My analysis provides clear evidence that workers are worse off with scheduling risk. I find that jobs with unstable schedules offer workers no more pay and much less flexibility than otherwise-comparable jobs with stable schedules. For a typical worker with a stable and predictable schedule, the probability of having a flexible work schedule as a benefit of their job is 56 percent. That probability falls to 43 percent for those workers with an unstable schedule and 39 percent for those with an unpredictable schedule. (See Figure 1.)
I also find that scheduling risk lowers job satisfaction and reduces by 10 percentage points the probability that a worker will remain with the same employer over a period of 2 years. This negative effect on retention is consistent with prior research showing that schedule instability increases turnover at large retail and food-service firms. These results complement other recent studies calling into question whether unstable scheduling is as valuable as many employers believe. If unstable scheduling makes workers less satisfied, more likely to quit, and less productive at work, then it may not be the most efficient way of managing business risk.
Another set of findings from my working paper challenge the claim that uncompensated scheduling risk reflects the relative power of employers in the U.S. labor market. I find that compensation penalties for unstable schedules are not greater in the context of higher unemployment, where employers have more power to set compensation. Moreover, when I compare union workers and nonunion workers in the NLSY97 cohort, I find similar rates of unpredictable schedules. At least for U.S. workers in their 20s and 30s, low unemployment and a union contract are not enough to ensure fair compensation for scheduling risk.
Fair Workweek laws offer a more direct solution to the problem of schedule instability. While the details vary by jurisdiction—currently, seven cities and one state have Fair Workweek laws—these laws generally require employers to provide 2 weeks’ advance notice or extra pay for schedule changes. Research on Seattle’s scheduling regulation, for instance, found it was effective in reducing instability and improving health and economic security among covered employees.
My study strengthens the case for enacting Fair Workweek laws. I show that, on average, workers are penalized rather than rewarded for scheduling risk. Contrary to what opponents of scheduling regulations claim, unpredictable and unstable schedules lower job satisfaction and reduce flexibility for workers.
My recent research also provides a rationale for extending scheduling regulations beyond the narrow segment of retail and restaurant chains targeted by early Fair Workweek laws. Transportation and construction workers, for instance, have been largely absent from the public debate around this issue, yet they are exposed to some of the highest rates of scheduling risk.

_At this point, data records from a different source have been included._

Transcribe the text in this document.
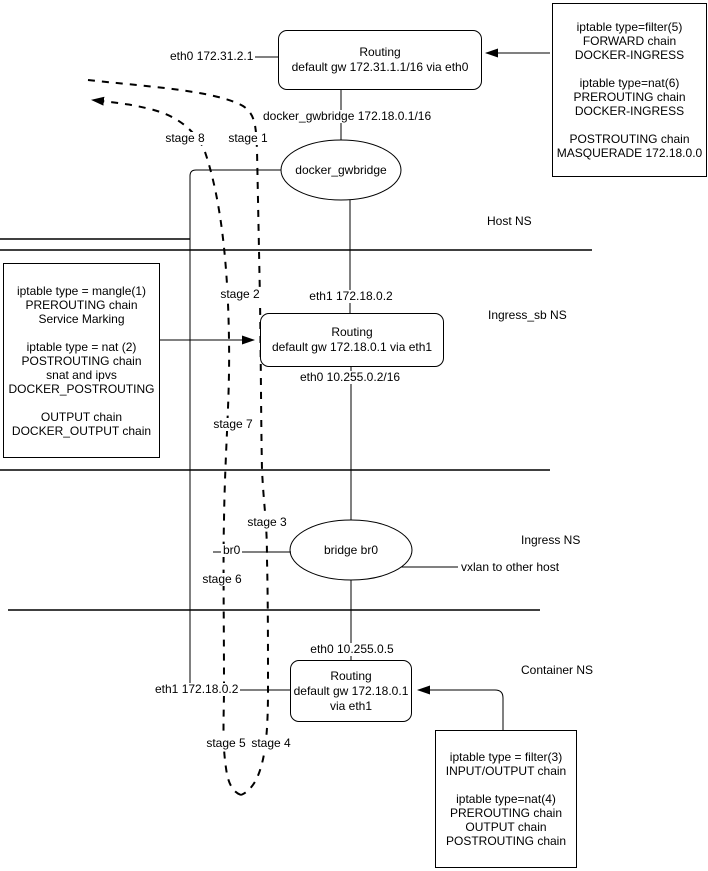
Routing
default gw 172.31.1.1/16 via eth0
Routing
default gw 172.18.0.1 via eth1
Routing
default gw 172.18.0.1
via eth1
docker_gwbridge
bridge br0
iptable type=filter(5)
FORWARD chain
DOCKER-INGRESS
iptable type=nat(6)
PREROUTING chain
DOCKER-INGRESS
POSTROUTING chain
MASQUERADE 172.18.0.0
iptable type = mangle(1)
PREROUTING chain
Service Marking
iptable type = nat (2)
POSTROUTING chain
snat and ipvs
DOCKER_POSTROUTING
OUTPUT chain
DOCKER_OUTPUT chain
iptable type = filter(3)
INPUT/OUTPUT chain
iptable type=nat(4)
PREROUTING chain
OUTPUT chain
POSTROUTING chain
Host NS
Ingress_sb NS
Ingress NS
Container NS
eth0 172.31.2.1
docker_gwbridge 172.18.0.1/16
eth1 172.18.0.2
eth0 10.255.0.2/16
br0
vxlan to other host
eth0 10.255.0.5
eth1 172.18.0.2
stage 1
stage 2
stage 3
stage 4
stage 5
stage 6
stage 7
stage 8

By implementing scheduling regulations covering a wider range of workplaces across the country, policymakers can improve job quality for millions of workers. With more predictability or extra pay for schedule changes, workers will be better able to provide and care for themselves and their families.
What’s at stake is a precious resource—time—that shouldn’t be wasted with haphazard scheduling practices. If employers truly value schedule flexibility, it is only fair they compensate the workers who provide it.